Excellent Wiki link, HT.
Cosec59, like your dad, some of my former colleagues in BA
Concorde Engineering, were ex BAC, some from the TSR.2
The bitterness understandably lingers.
But, the rather irrational cancellation in 1965, has long led to suspicions that the LBJ White House, put pressure on the UK, linked to economic issues, for the cancellation of several high tech national projects.
TSR.2, P.1154 and Concorde.
Concorde, being half French, was kept since the government were trying to wear down CDG
's opposition to UK EEC (now EU) entry, having said 'non' already once before.
Plus the costs of unilaterally canceling could be as much as carrying on.
P.1154, well this over ambitious, large, complex, supersonic VSTOL combat aircraft, was trying to 'do a JSF' nearly 40 years before this new combat aircraft.
The Navy had already backed out and ordered F-4's.
Wise to axe it and concentrate on the much more practical, affordable, plain do-able technically and operationally, Harrier aircraft.

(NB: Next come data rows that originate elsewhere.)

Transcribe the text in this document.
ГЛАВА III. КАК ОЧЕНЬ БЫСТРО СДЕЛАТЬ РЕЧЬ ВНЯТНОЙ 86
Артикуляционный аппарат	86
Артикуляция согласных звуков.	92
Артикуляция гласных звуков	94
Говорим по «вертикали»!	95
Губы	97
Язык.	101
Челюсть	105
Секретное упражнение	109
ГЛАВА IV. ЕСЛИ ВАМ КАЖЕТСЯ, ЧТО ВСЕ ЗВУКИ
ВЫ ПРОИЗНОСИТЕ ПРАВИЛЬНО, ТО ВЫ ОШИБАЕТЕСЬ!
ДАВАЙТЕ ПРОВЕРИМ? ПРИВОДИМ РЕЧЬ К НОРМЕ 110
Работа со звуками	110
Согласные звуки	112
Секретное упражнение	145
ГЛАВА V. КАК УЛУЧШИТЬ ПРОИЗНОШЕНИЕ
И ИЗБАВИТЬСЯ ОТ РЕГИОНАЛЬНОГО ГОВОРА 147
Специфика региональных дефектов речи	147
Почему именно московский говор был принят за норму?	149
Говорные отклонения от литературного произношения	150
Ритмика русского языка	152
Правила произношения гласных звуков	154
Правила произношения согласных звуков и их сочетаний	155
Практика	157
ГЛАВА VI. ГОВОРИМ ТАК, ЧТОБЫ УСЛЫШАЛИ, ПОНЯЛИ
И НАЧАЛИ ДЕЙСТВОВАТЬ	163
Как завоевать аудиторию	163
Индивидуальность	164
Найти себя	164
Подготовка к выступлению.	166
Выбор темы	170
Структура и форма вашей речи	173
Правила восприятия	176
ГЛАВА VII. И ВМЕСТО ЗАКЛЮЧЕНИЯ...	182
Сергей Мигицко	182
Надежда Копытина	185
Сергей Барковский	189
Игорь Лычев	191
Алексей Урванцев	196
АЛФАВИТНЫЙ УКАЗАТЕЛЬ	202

We'd never had sold the more complex, more expensive, more difficult, more like the size and performance of rival US machines, P.1154 to the US Marines, (the AV
-8A's, over a 100 of them, were UK built, unlike the later MDD/BAe AV
TSR.2, now flying, seemed safe, despite years of wrangling.
The Chief Of Defence Staff in the early 60's, Royal family relative Lord Mountbatten, was bitterly opposed to TSR.2.
He saw it as undermining support for a new, large, expensive class of 55,000 ton CVA aircraft carriers.
He would even, in public, put down 5 pictures of the new Naval strike aircraft, the buccaneer, then a single TSR.2 drawing.
Commenting that they would each cost the same.
To be fair, he had a point.
Less public was his trip to Australia in 1963, to put them off getting involved with TSR.2 industrially, as a precursor to the RAAF buying it.
Telling the Australians that TSR.2 was bound to be axed, they went out and brought F-111's, suffering long delays and cost escalation, probably worse than TSR.2 might have had.
LBJ had a poor relationship with Wilson, despite LBJ in many ways being as close politically to a then moderate Labour PM
, as a US President could ever be.
Some was poor personal chemistry, Wilson's refusal to send UK troops to Vietnam as well, though the UK never opposed the US diplomatic on this issue.
Wilson had found, to his cost, on taking power in 1964, that when the classified treasury books were opened to him on taking power, the situation was much worse than they had anticipated.
The offer from a perhaps suddenly more conciliatory LBJ, (who was now alarmed at the prospect of UK forces leaving SE
Asia way too fast, what with all the issues he had out there), must have been tempting.
Economic aid, a new RAF strike aircraft much cheaper than TSR.2, hell it was even a product of LBJ's home state, so everyone was pleased, except BAC workers of course.
When F-111 costs rose sharply, coupled with a still poor economic outlook, F-111 too was axed.
The RAF got the aircraft they should have ordered a decade before, instead of ever starting the TSR.2 project, the Buccaneer.
The Navy had spare ones, with more to come, plus some new production.
However, being seen as an interim type, (now Tornado was coming), an across the board avionic update was only instead piece-meal work over the years, adding new weapons, ECM, radios, etc.
In the end, much of what TSR.2 was supposed to do, was realized by a multi national project (so less likely to be cancelled, much more affordable, with production for several large airforces not just the RAF), the Tornado.
Great though the TSR.2 looked, would we have sold them elsewhere in NATO?
Very doubtful, just too expensive, elsewhere too, Australia going for F-111 was a serious blow.
We built over 900 Tornados, including over 120 to Saudi, TSR.2 production would not likely have been a 10th of the Tornado's.
Which one, in the long term, was really better for UK industry?